Von verschiedenen Seiten wird jedoch angemerkt, Ermessensspielraum sei nur das vornehmere Wort für Manipulationsspielraum. Stille Reserven nach Ermessen seien demnach abzulehnen. Tatsächlich entstehen aber immer dort ganz legal und legitim Stille Reserven, wo die Standards keine genauen Werte vorgeben. In den angelsächsischen Rechnungslegungsvorschriften IAS und US-GAAP sind diese Ermessensspielräume dabei oftmals deutlich größer.

Schätzungsreserven

Schätzungsreserven entstehen durch verschiedene Schätzungen desselben Bilanzpostens, wobei sich der Bilanzierende für die vorsichtigere Bewertung entscheidet.

Zwangsreserven

Zwangsreserven werden auch marktbedingte stille Bewertungsreserven, gesetzlich vorgeschriebene Reserven oder aktienrechtlich gebundene Stille Reserven genannt. Zwangsreserven entstehen durch bestimmte Bewertungs- und Ansatzvorschriften. Wenn die Rechnungslegung auf nominalen Werten beruht und so Vermögenswerte wie Immobilien höchstens zum Anschaffungspreis in der Bilanz geführt werden, der effektiv höhere Wert aber nicht abgebildet werden darf. Zudem entstehen Zwangsreserven durch Aktivierungsverbote.
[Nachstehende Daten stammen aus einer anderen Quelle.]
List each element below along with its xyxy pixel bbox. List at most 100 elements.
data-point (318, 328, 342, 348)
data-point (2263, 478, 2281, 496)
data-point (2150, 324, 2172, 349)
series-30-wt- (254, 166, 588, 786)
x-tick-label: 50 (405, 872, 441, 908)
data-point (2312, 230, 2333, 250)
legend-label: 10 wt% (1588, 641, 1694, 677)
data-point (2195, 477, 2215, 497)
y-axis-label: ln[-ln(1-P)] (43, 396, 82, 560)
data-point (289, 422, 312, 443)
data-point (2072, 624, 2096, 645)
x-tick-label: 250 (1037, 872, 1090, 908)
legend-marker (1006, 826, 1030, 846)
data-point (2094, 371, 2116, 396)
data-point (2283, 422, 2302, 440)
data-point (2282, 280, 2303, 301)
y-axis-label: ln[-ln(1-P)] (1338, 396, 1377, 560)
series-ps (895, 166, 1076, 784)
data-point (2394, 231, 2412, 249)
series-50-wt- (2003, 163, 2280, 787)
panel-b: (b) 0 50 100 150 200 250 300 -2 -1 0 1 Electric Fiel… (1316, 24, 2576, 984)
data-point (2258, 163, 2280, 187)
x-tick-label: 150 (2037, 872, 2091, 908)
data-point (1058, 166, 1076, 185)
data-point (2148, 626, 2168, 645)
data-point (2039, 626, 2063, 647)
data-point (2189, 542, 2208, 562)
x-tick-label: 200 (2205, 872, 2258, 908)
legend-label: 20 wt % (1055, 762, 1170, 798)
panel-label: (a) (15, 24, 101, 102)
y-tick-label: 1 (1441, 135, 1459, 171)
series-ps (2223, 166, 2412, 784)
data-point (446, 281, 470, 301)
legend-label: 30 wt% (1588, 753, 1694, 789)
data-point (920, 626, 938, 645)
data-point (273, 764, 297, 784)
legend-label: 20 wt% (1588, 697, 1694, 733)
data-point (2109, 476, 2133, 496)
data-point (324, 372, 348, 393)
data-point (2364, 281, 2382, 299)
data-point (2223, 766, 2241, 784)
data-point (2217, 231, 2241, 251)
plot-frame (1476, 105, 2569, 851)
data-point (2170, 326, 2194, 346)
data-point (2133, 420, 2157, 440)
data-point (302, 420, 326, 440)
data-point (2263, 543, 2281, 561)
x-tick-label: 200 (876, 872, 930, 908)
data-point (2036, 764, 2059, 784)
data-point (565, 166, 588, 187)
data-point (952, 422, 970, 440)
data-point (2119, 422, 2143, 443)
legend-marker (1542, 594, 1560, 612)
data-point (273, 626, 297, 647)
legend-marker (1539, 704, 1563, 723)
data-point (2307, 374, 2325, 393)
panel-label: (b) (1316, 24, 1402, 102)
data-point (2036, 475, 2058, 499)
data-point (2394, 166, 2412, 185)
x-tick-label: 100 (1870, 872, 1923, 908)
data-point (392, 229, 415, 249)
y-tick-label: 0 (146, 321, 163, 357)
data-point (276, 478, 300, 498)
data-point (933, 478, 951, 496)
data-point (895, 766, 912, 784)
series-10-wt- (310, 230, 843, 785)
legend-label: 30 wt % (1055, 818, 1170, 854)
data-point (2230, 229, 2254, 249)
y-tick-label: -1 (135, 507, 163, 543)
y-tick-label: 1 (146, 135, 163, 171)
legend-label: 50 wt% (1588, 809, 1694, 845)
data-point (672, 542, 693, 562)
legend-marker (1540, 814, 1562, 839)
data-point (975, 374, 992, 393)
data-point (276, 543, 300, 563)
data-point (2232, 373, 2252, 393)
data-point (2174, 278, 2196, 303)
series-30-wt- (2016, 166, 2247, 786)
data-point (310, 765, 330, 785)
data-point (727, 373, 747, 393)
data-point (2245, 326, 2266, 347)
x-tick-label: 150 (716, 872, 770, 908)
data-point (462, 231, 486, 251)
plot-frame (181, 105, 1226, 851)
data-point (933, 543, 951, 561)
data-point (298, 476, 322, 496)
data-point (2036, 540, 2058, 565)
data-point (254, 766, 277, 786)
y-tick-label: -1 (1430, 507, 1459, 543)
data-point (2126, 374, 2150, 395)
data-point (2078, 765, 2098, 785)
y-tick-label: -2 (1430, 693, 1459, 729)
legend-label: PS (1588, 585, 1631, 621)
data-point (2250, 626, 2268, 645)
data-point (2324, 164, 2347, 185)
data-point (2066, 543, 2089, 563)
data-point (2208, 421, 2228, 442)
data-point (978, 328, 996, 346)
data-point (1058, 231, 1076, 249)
Beispielsweise dürfen nach deutschem Handelsrecht keine selbst erstellten immateriellen Vermögenswerte aktiviert werden, da ihre Bewertung in vielen Fällen unsicher ist.

Entstehung

Unabhängig von der Art sind Stille Reserven also immer eine Abweichung der tatsächlichen zur dargestellten Vermögenssituation. Dadurch sind sie als Rücklagen und als Teil des Eigenkapitals zu führen, da sie dem Unternehmen zu mehr Substanz verhelfen.

Die Höhe der stillen Reserven ist im Gegensatz zu den offenen Rücklagen aus der externen Bilanz nicht ersichtlich.

Auflösung

Als Auflösung ist jede Abnahme des Bestandes an stillen Absichtsreserven während einer Rechnungsperiode zu betrachten und erfolgt durch die Höherbewertung von Aktiva oder Tieferbewertung resp. Auflösung von Passiva, sprich dem umgekehrten Vorgang zur Bildung. Die Abnahme von marktbedingten stillen Bewertungsreserven stellt keine Auflösung von stillen Reserven dar.

Wichtig: Die Auflösung von stillen Reserven führt dem Unternehmen nur Liquidität zu, wenn der Erlös der Auflösung abzüglich der Steuern über dem Erinnerungswert liegt.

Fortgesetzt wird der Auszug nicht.